The airport's effort to obtain an Ohio airport grant in 1966 was hampered by the fact that its 3,280 ft runway was already above state minimum length requirements. By that point, Sidney Aluminum Company, Copeland Refrigeration Corporation, Stolle Corporation and Sidney Trucking all operated business aircraft out of the airport. An anonymous private group purchased an 80 acre piece of property sought for the project in early October 1968. In an attempt to demonstrate public support, by mid-month 47 companies had pledged $51,000 to purchase 18 acre acres necessary for a runway extension. Upon opening bids in early March 1969, all were found to be in excess of the grant. Nevertheless, the city council voted to make up the difference and a contract was authorized four days later. Following approval of the grant in mid March, the contract was awarded in early April and construction on a 4,000 x 75 ft runway began in mid June. The runway was dedicated on 14 June 1970.

Consideration was given to closing the road at the eastern end of the east-west runway in 1986 as part of a plan to lengthen the runway.

A pilots' association was established at the airport in 1994.

A portion of Children's Home Road at the eastern edge of the airport was closed in August 2008 as preparation for extending the east-west runway 200 ft. The extension itself was dedicated on 12 November 2013. It was renamed Sidney City Airport in late March 2015. In 2021, the airport received funds to support operations during the COVID-19 pandemic. Throughout 2023, the airport received nearly $6 million to be used to maintain facilities and construct taxiways, logistics facilities, and new technological facilities. A parallel taxiway extension was opened in June 2025.

== Facilities and aircraft ==
Sidney City Airport covers an area of 83 acres (34 ha) at an elevation of 1,044 feet (318 m) above mean sea level. It has two runways with asphalt surfaces: 10/28 is 5,013 by 75 feet (1,528 x 23 m) and 5/23 is 2,981 by 50 feet (909 x 15 m).

The airport has a fixed-base operator that sells fuel and offers limited amenities.

For the 12-month period ending September 30, 2021, the airport had 20,500 aircraft operations, an average of 56 per day: 99% general aviation, 1% air taxi, and <1% military. At that time there were 31 aircraft based at this airport: 25 single-engine airplanes, 5 jet, and 1 multi-engine airplane.

== Accidents and incidents ==

- On 17 June 1987, a single engine airplane ran off the runway while landing at the airport.
- On 5 February 1991, a single engine airplane crashed while attempting to land at the airport in bad weather, killing the pilot.
- On April 16, 2007, a Mooney M20C sustained substantial damage during a forced landing after departure from the Sidney Municipal Airport.

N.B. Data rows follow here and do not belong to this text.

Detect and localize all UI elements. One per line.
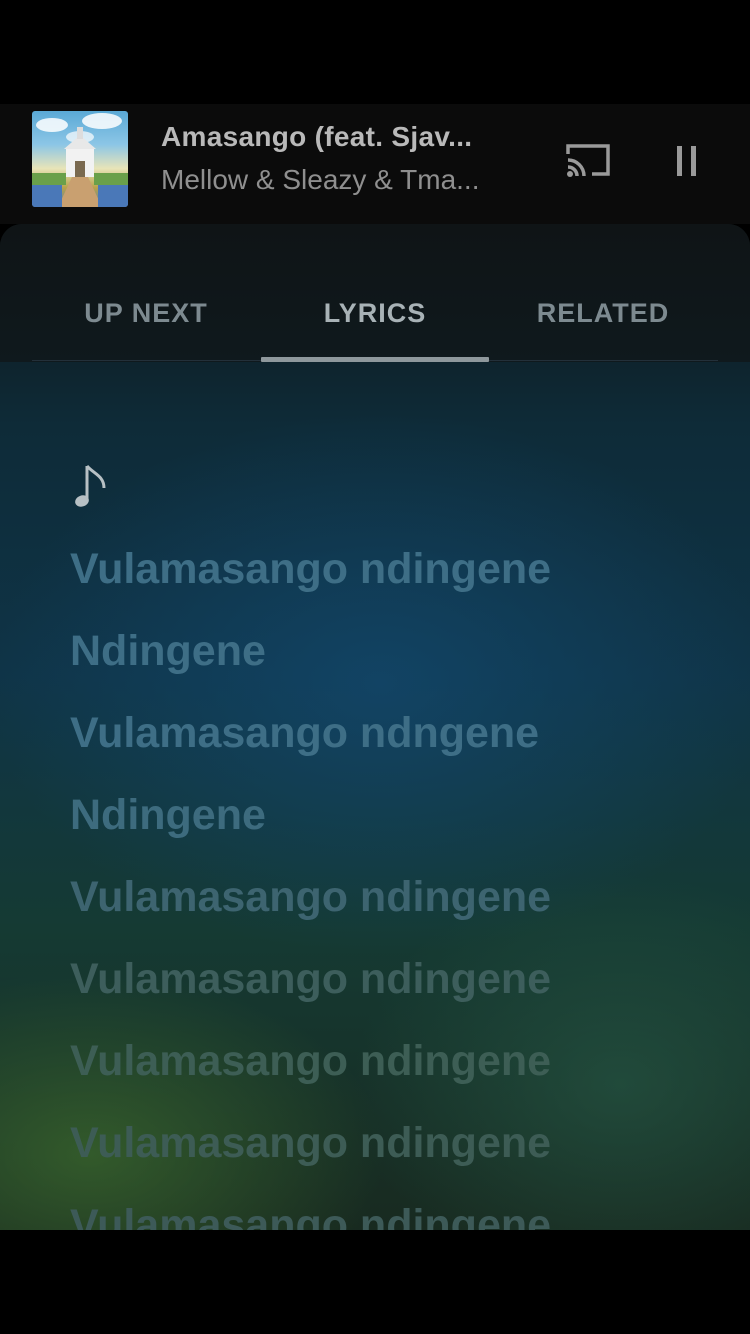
lyric-line[interactable]: Ndingene	[70, 621, 710, 703]
album-art-image	[32, 113, 128, 207]
track-artist[interactable]: Mellow & Sleazy & Tma...	[161, 164, 506, 196]
tab-lyrics[interactable]: LYRICS	[261, 298, 489, 338]
status-bar	[0, 0, 750, 104]
pause-icon[interactable]	[666, 140, 706, 180]
tab-active-indicator	[261, 357, 489, 362]
tab-related[interactable]: RELATED	[489, 298, 717, 338]
lyrics-list: Vulamasango ndingene Ndingene Vulamasang…	[70, 539, 710, 1230]
tab-up-next[interactable]: UP NEXT	[32, 298, 260, 338]
lyric-line[interactable]: Vulamasango ndingene	[70, 1195, 710, 1230]
lyric-line[interactable]: Vulamasango ndingene	[70, 949, 710, 1031]
cast-icon[interactable]	[564, 138, 616, 182]
album-art[interactable]	[32, 111, 128, 207]
lyrics-panel: UP NEXT LYRICS RELATED Vulamasango nding…	[0, 224, 750, 1230]
pause-bar-left	[677, 146, 682, 176]
tab-bar: UP NEXT LYRICS RELATED	[0, 224, 750, 362]
lyric-line[interactable]: Vulamasango ndingene	[70, 867, 710, 949]
lyric-line[interactable]: Ndingene	[70, 785, 710, 867]
lyric-line[interactable]: Vulamasango ndngene	[70, 703, 710, 785]
bottom-bar	[0, 1230, 750, 1334]
lyric-line[interactable]: Vulamasango ndingene	[70, 1113, 710, 1195]
music-note-icon	[75, 464, 106, 507]
lyric-line[interactable]: Vulamasango ndingene	[70, 1031, 710, 1113]
lyric-line[interactable]: Vulamasango ndingene	[70, 539, 710, 621]
mini-player[interactable]: Amasango (feat. Sjav... Mellow & Sleazy …	[0, 104, 750, 224]
pause-bar-right	[691, 146, 696, 176]
track-title[interactable]: Amasango (feat. Sjav...	[161, 121, 506, 153]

The airport experienced a power loss on departure. The aircraft was being ferried to a new owner in Arizona; the pilot had already aborted a takeoff because the plane's acceleration seemed slow, and he completed a second engine runup, which was normal. On the second takeoff, the engine felt to be slowing down, but all gauges indicated normal, so the pilot continued. However, the engine subsequently lost power after liftoff. The pilot executed a landing in a field ahead. The probable cause of the accident was found to be oil starvation as a result of improper maintenance; contributing factors were the fixed base operator's failure to advise the pilot that the engine had been operated without oil in the engine and soft terrain.